Since 2019, the intention of the Studiotopia project was to raise awareness and foster creative and critical reflections about ecological and societal challenges, such as climate change, migration, pollution, responsible consumption, health and well-being and much more. The starting point of the Studiotopia project and one of the core activities was its unique and long-term European-wide Art&Science Residency Programme. More than 13 artists and 25 scientists have been invited to team up for a 17 months-long residency programme. Our participants are based in 18 countries.
As the residency programme now approaches the last phase, the newly appointed curators will be assigned with the task to contextualise and showcase concepts, artworks, research questions, prototypes and educational performative interventions developed during the Art&Science Residency programme.
The different iterations of the travelling exhibition are co-organised and hosted together with the European partners Łaźnia Centre for Contemporary Art (Gdansk, Poland), Cluj Cultural Centre (Romania) and Bozar, Centre for Fine Arts (Brussels, Belgium), the latter acting as the the main coordinator of the travelling exhibition series. Appointed in September 2021, Maja and Reuben Fowkes will be involved in the close collaboration and curation of the 3 international exhibitions.
In conversation with the Studiotopia programme coordinator Ina Ciumakova, Maja and Reuben Fowkes said: “It’s a great opportunity to join the Studiotopia project as curators of the travelling exhibition and we’re really excited to discover the conceptual threads connecting the collaborative residencies that are already underway and to work with such an impressive and diverse group of international artists and art spaces across Europe. After all the lockdowns, during which we focused more on writing, especially a forthcoming book on Art and Climate Change, we’re especially glad to have the chance to immerse ourselves in curating a series of In-Real-Life exhibitions”
(I.C.) What's your curatorial approach or how do you position yourself within an art&science context?

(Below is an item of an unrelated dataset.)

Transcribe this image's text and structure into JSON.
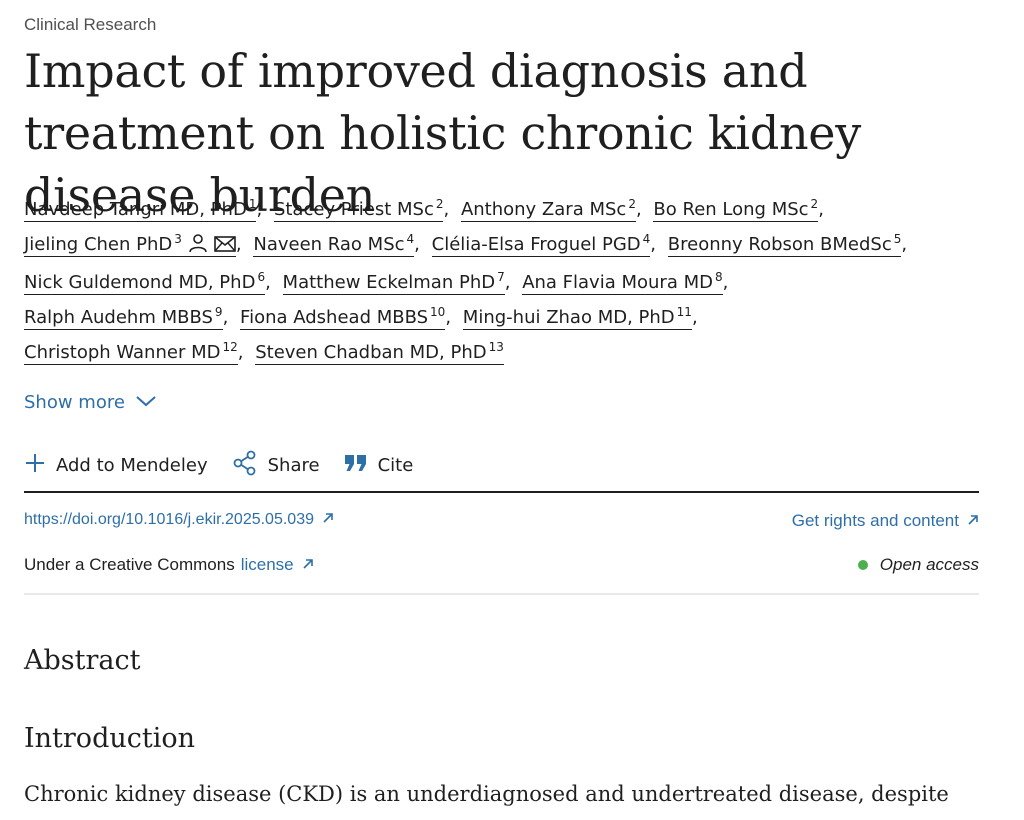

(M.R.F.) “Faced with the systemic questions raised by climate breakdown, and as urgent solutions to ecological crisis slip further out of reach, no single branch of knowledge has all the answers, and contemporary art has the ability to bring together interdisciplinary thinking in unexpected constellations. Collaborations between artists and scientists are at their most valuable when they’re not seen simply as a unidirectional process of artists learning from scientists, but rather as a reciprocal exchange in which ideas and methods travel in both directions. It is the potential for just such confluences of knowledge that we aim to explore through the Studiotopia exhibition.”
(I.C.) Speaking of your curatorial work, how important are topics of ecology and sustainability?
(M.R.F.) “Artistic engagements with ecology, sustainability and the Anthropocene have long been at the centre of our research and curatorial practice, which we often approach through complex projects in which thematic group shows are in dialogue with discursive events, editorial platforms and excursions to sites of crisis and resilience. As we begin our work with Studiotopia, we are looking forward to working with each of the venues of the travelling exhibition to find ways to connect with local researchers and art scenes, as well as to engage multiple publics with the vital issues raised by the project.”
Maja and Reuben Fowkes are founders of the Translocal Institute for Contemporary Art and co-directors of the Postsocialist Art Centre (PACT) at the Institute of Advanced Studies, University College London. They are the authors of Art and Climate Change (Thames & Hudson, 2022), Central and Eastern European Art Since 1950 (Thames & Hudson, 2020) and editors of Ilona Németh: Eastern Sugar (Sternberg Press, 2021). Their curatorial projects include the exhibition Potential Agrarianisms at Kunsthalle Bratislava, the multi-year programs of the Anthropocene Reading Room and the Danube River School, the group shows Walking without Footprints, Like a Bird and Loophole to Happiness, and a trilogy of exhibitions on the revolutions of 1956, 1968 and 1989. They also co-founded the Environmental Arts and Humanities Initiative at Central European University, where they curated a series of interdisciplinary arts-led projects, including a conference on Vegetal Mediations: Plant Agency in Contemporary Art. They have written numerous chapters and journal articles, including in the Routledge Companion to Art and Climate Change, contributed to the exhibition publications of major museums, such as Ludwig Museum for Contemporary Art Vienna, ZKM Karlsruhe and Muzeum Sztuki Lodz, and given lectures and led workshops in prominent contemporary art venues, including MoMA New York, ICA London, Whitechapel Gallery, Pérez Art Museum Miami and MACBA Barcelona.